How has your creation process improved over time?

I spend more time on the front end just thinking through characters and settings (I tend to create blueprints for my story houses and maps for my story world). I don’t outline, but I write down ideas as they occur to me. The longer I spend doing this before I begin writing, the easier the story comes as I write that first draft.

What were the best, worst and most surprising things you encountered during the entire process of completing your book(s)?

The best thing is always writing The End on the first draft. The first draft is the hardest part for me. After that the fun part starts–endless revision, which is where I feel my stories really come to life and start to sparkle. The worst is the letdown a couple weeks or so after the book launch. It’s a creative wasteland for me and it’s hard to go from the constant affirmation of the first few weeks to the realization that everyone’s moved on in life. The most surprising part for me has been the hundreds of other writers I’ve met along the way. It’s a solitary profession, but it’s also chock-full of friends if you know where to look.

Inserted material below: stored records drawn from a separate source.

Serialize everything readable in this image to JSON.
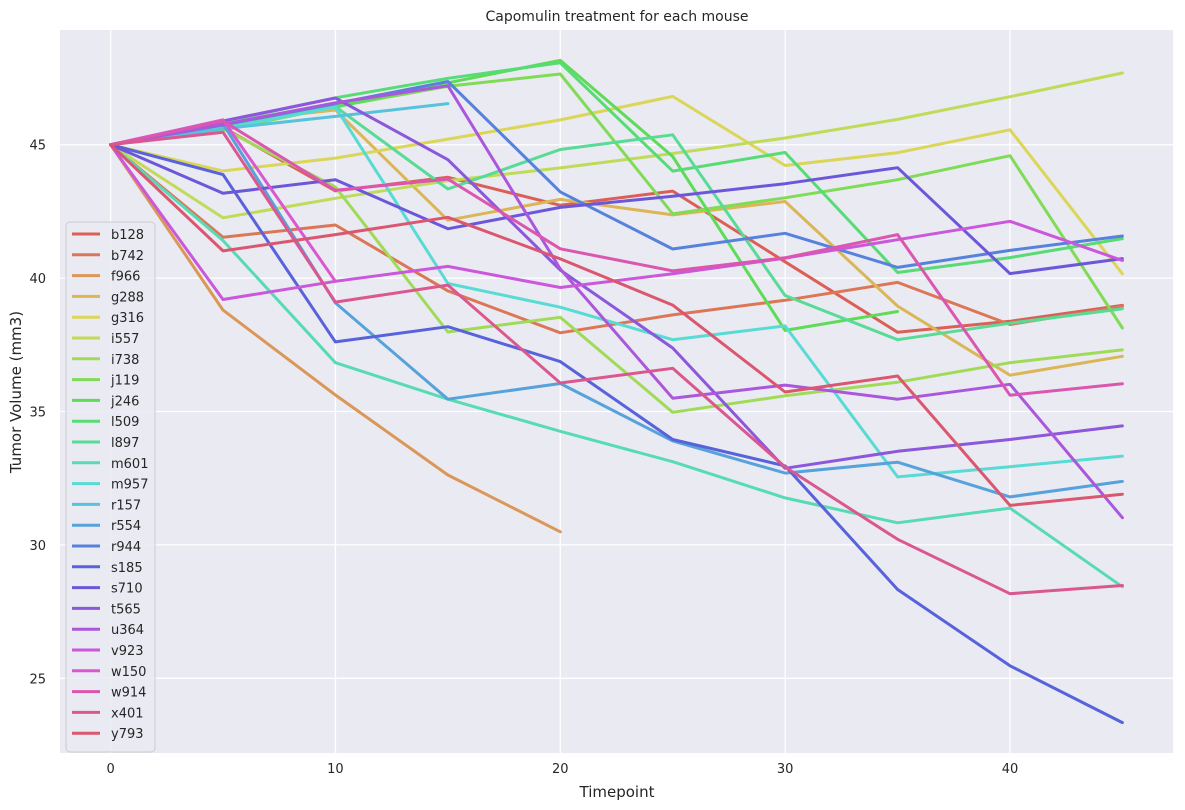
{
  "chart_data": {
    "type": "line",
    "title": "Capomulin treatment for each mouse",
    "xlabel": "Timepoint",
    "ylabel": "Tumor Volume (mm3)",
    "xlim": [
      -2.25,
      47.25
    ],
    "ylim": [
      22.2,
      49.3
    ],
    "xticks": [
      0,
      10,
      20,
      30,
      40
    ],
    "yticks": [
      25,
      30,
      35,
      40,
      45
    ],
    "grid": true,
    "legend_position": "center-left",
    "background": "#eaeaf2",
    "series": [
      {
        "name": "b128",
        "color": "#db5f57",
        "x": [
          0,
          5,
          10,
          15,
          20,
          25,
          30,
          35,
          40,
          45
        ],
        "y": [
          45.0,
          45.65,
          43.27,
          43.78,
          42.73,
          43.26,
          40.61,
          37.97,
          38.38,
          38.98
        ]
      },
      {
        "name": "b742",
        "color": "#db7757",
        "x": [
          0,
          5,
          10,
          15,
          20,
          25,
          30,
          35,
          40,
          45
        ],
        "y": [
          45.0,
          41.53,
          41.99,
          39.52,
          37.95,
          38.62,
          39.17,
          39.84,
          38.26,
          38.94
        ]
      },
      {
        "name": "f966",
        "color": "#db9757",
        "x": [
          0,
          5,
          10,
          15,
          20
        ],
        "y": [
          45.0,
          38.8,
          35.62,
          32.62,
          30.49
        ]
      },
      {
        "name": "g288",
        "color": "#dbb657",
        "x": [
          0,
          5,
          10,
          15,
          20,
          25,
          30,
          35,
          40,
          45
        ],
        "y": [
          45.0,
          45.84,
          46.3,
          42.17,
          42.95,
          42.37,
          42.87,
          38.95,
          36.36,
          37.07
        ]
      },
      {
        "name": "g316",
        "color": "#dbd657",
        "x": [
          0,
          5,
          10,
          15,
          20,
          25,
          30,
          35,
          40,
          45
        ],
        "y": [
          45.0,
          44.02,
          44.5,
          45.21,
          45.93,
          46.81,
          44.22,
          44.7,
          45.56,
          40.16
        ]
      },
      {
        "name": "i557",
        "color": "#c0db57",
        "x": [
          0,
          5,
          10,
          15,
          20,
          25,
          30,
          35,
          40,
          45
        ],
        "y": [
          45.0,
          42.26,
          42.99,
          43.65,
          44.13,
          44.67,
          45.25,
          45.95,
          46.8,
          47.69
        ]
      },
      {
        "name": "i738",
        "color": "#a0db57",
        "x": [
          0,
          5,
          10,
          15,
          20,
          25,
          30,
          35,
          40,
          45
        ],
        "y": [
          45.0,
          45.6,
          43.42,
          37.98,
          38.53,
          34.97,
          35.59,
          36.1,
          36.83,
          37.31
        ]
      },
      {
        "name": "j119",
        "color": "#80db57",
        "x": [
          0,
          5,
          10,
          15,
          20,
          25,
          30,
          35,
          40,
          45
        ],
        "y": [
          45.0,
          45.54,
          46.43,
          47.19,
          47.65,
          42.41,
          43.01,
          43.69,
          44.59,
          38.13
        ]
      },
      {
        "name": "j246",
        "color": "#5edb57",
        "x": [
          0,
          5,
          10,
          15,
          20,
          25,
          30,
          35
        ],
        "y": [
          45.0,
          45.64,
          46.41,
          47.32,
          48.16,
          44.56,
          38.04,
          38.75
        ]
      },
      {
        "name": "l509",
        "color": "#57db75",
        "x": [
          0,
          5,
          10,
          15,
          20,
          25,
          30,
          35,
          40,
          45
        ],
        "y": [
          45.0,
          45.85,
          46.76,
          47.49,
          48.07,
          44.01,
          44.71,
          40.21,
          40.77,
          41.48
        ]
      },
      {
        "name": "l897",
        "color": "#57db95",
        "x": [
          0,
          5,
          10,
          15,
          20,
          25,
          30,
          35,
          40,
          45
        ],
        "y": [
          45.0,
          45.8,
          46.43,
          43.34,
          44.82,
          45.37,
          39.35,
          37.69,
          38.31,
          38.85
        ]
      },
      {
        "name": "m601",
        "color": "#57dbb4",
        "x": [
          0,
          5,
          10,
          15,
          20,
          25,
          30,
          35,
          40,
          45
        ],
        "y": [
          45.0,
          41.41,
          36.83,
          35.46,
          34.26,
          33.12,
          31.76,
          30.83,
          31.38,
          28.43
        ]
      },
      {
        "name": "m957",
        "color": "#57dbd4",
        "x": [
          0,
          5,
          10,
          15,
          20,
          25,
          30,
          35,
          40,
          45
        ],
        "y": [
          45.0,
          45.62,
          46.41,
          39.8,
          38.91,
          37.69,
          38.21,
          32.55,
          32.93,
          33.33
        ]
      },
      {
        "name": "r157",
        "color": "#57c2db",
        "x": [
          0,
          5,
          10,
          15
        ],
        "y": [
          45.0,
          45.6,
          46.06,
          46.54
        ]
      },
      {
        "name": "r554",
        "color": "#57a2db",
        "x": [
          0,
          5,
          10,
          15,
          20,
          25,
          30,
          35,
          40,
          45
        ],
        "y": [
          45.0,
          45.78,
          39.07,
          35.46,
          36.05,
          33.9,
          32.69,
          33.1,
          31.8,
          32.38
        ]
      },
      {
        "name": "r944",
        "color": "#5782db",
        "x": [
          0,
          5,
          10,
          15,
          20,
          25,
          30,
          35,
          40,
          45
        ],
        "y": [
          45.0,
          45.74,
          46.54,
          47.37,
          43.23,
          41.09,
          41.68,
          40.4,
          41.04,
          41.58
        ]
      },
      {
        "name": "s185",
        "color": "#5762db",
        "x": [
          0,
          5,
          10,
          15,
          20,
          25,
          30,
          35,
          40,
          45
        ],
        "y": [
          45.0,
          43.88,
          37.61,
          38.18,
          36.87,
          33.95,
          32.96,
          28.33,
          25.47,
          23.34
        ]
      },
      {
        "name": "s710",
        "color": "#6c57db",
        "x": [
          0,
          5,
          10,
          15,
          20,
          25,
          30,
          35,
          40,
          45
        ],
        "y": [
          45.0,
          43.18,
          43.69,
          41.85,
          42.65,
          43.07,
          43.54,
          44.14,
          40.17,
          40.73
        ]
      },
      {
        "name": "t565",
        "color": "#8c57db",
        "x": [
          0,
          5,
          10,
          15,
          20,
          25,
          30,
          35,
          40,
          45
        ],
        "y": [
          45.0,
          45.89,
          46.75,
          44.44,
          40.3,
          37.38,
          32.87,
          33.51,
          33.95,
          34.46
        ]
      },
      {
        "name": "u364",
        "color": "#ab57db",
        "x": [
          0,
          5,
          10,
          15,
          20,
          25,
          30,
          35,
          40,
          45
        ],
        "y": [
          45.0,
          45.76,
          46.57,
          47.21,
          40.34,
          35.5,
          35.99,
          35.46,
          36.02,
          31.02
        ]
      },
      {
        "name": "v923",
        "color": "#cb57db",
        "x": [
          0,
          5,
          10,
          15,
          20,
          25,
          30,
          35,
          40,
          45
        ],
        "y": [
          45.0,
          39.2,
          39.88,
          40.44,
          39.65,
          40.16,
          40.75,
          41.44,
          42.13,
          40.66
        ]
      },
      {
        "name": "w150",
        "color": "#db57cf",
        "x": [
          0,
          5,
          10
        ],
        "y": [
          45.0,
          45.93,
          39.88
        ]
      },
      {
        "name": "w914",
        "color": "#db57af",
        "x": [
          0,
          5,
          10,
          15,
          20,
          25,
          30,
          35,
          40,
          45
        ],
        "y": [
          45.0,
          45.89,
          43.29,
          43.71,
          41.1,
          40.27,
          40.76,
          41.63,
          35.61,
          36.04
        ]
      },
      {
        "name": "x401",
        "color": "#db578f",
        "x": [
          0,
          5,
          10,
          15,
          20,
          25,
          30,
          35,
          40,
          45
        ],
        "y": [
          45.0,
          45.47,
          39.1,
          39.74,
          36.07,
          36.62,
          32.92,
          30.21,
          28.17,
          28.48
        ]
      },
      {
        "name": "y793",
        "color": "#db5770",
        "x": [
          0,
          5,
          10,
          15,
          20,
          25,
          30,
          35,
          40,
          45
        ],
        "y": [
          45.0,
          41.02,
          41.63,
          42.28,
          40.72,
          38.99,
          35.73,
          36.33,
          31.48,
          31.9
        ]
      }
    ]
  }
}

Do you tend towards personal satisfaction or aim to serve your readers? Do you balance the two and how?

This is a really great question. All of my writing has been for myself first and for readers second. I tell the story I want to read. For me, focusing too much on others’ expectations is poison to the creative process. In my opinion, art created with too much attention paid to keeping the audience happy often ends up sterile. When you’re worried about offending someone or you’re playing to the person with the lowest attention span or the shortest fuse or whatever you’re going to end up with something that’s not terribly unique, doesn’t say anything important, and doesn’t challenge an audience to grow, consider another view, or analyze their own views and motives. It takes the teeth out of your writing.

What role do emotions play in creativity?

I find it difficult to create when I’m down. I know a lot of people work through negative feelings on the page, and certainly I can do that in a journal, but when it comes to writing fiction, I have to be feeling good and in control of my life in order to dive deep. Creating is an act of love, and it’s hard to love when you’re anxious or overwhelmed.

Do you have any creativity tricks?

No tricks. Just rest. If I’m not feeling it, I don’t write. I do something else. Clean the house or paint or binge-watch something awesome on Netflix or Amazon Prime–preferably something with amazing writing so I can refill the well. The ideas always come flowing back in from the back of my mind once I take some time off.

What are your plans for future books?

My third novel will be a story about estranged sisters on a hiking trip gone wrong. They must contend with the physical, emotional, and spiritual realities they are facing in order to survive the hike and heal the rift between them. The manuscript is currently with my agent. I also have a couple others in various stages of development.

Tell us some quirky facts about yourself

1. I was a zoo docent for six years, educating people about animals, ecology, and conservation, as well as handling various zoo animals in demonstrations, including snakes, tarantulas, lizards, turtles, hissing cockroaches, birds of prey, an opossum, ferrets, rabbits, a porcupine, and more. This means I’ve dealt with a lot of feces. Of all those listed, snakes have the worst smelling feces (in case you’re wondering).

2. I spent about 40% of my childhood pretending to be a wolf or a tiger, often stalking my dog and my sister (sometimes fully clothed and, I’m told, sometimes naked).

3. In all of my English classes in high school and college, I was assigned The Great Gatsby five separate times by five separate teachers, but I’ve never been required to read any Charles Dickens.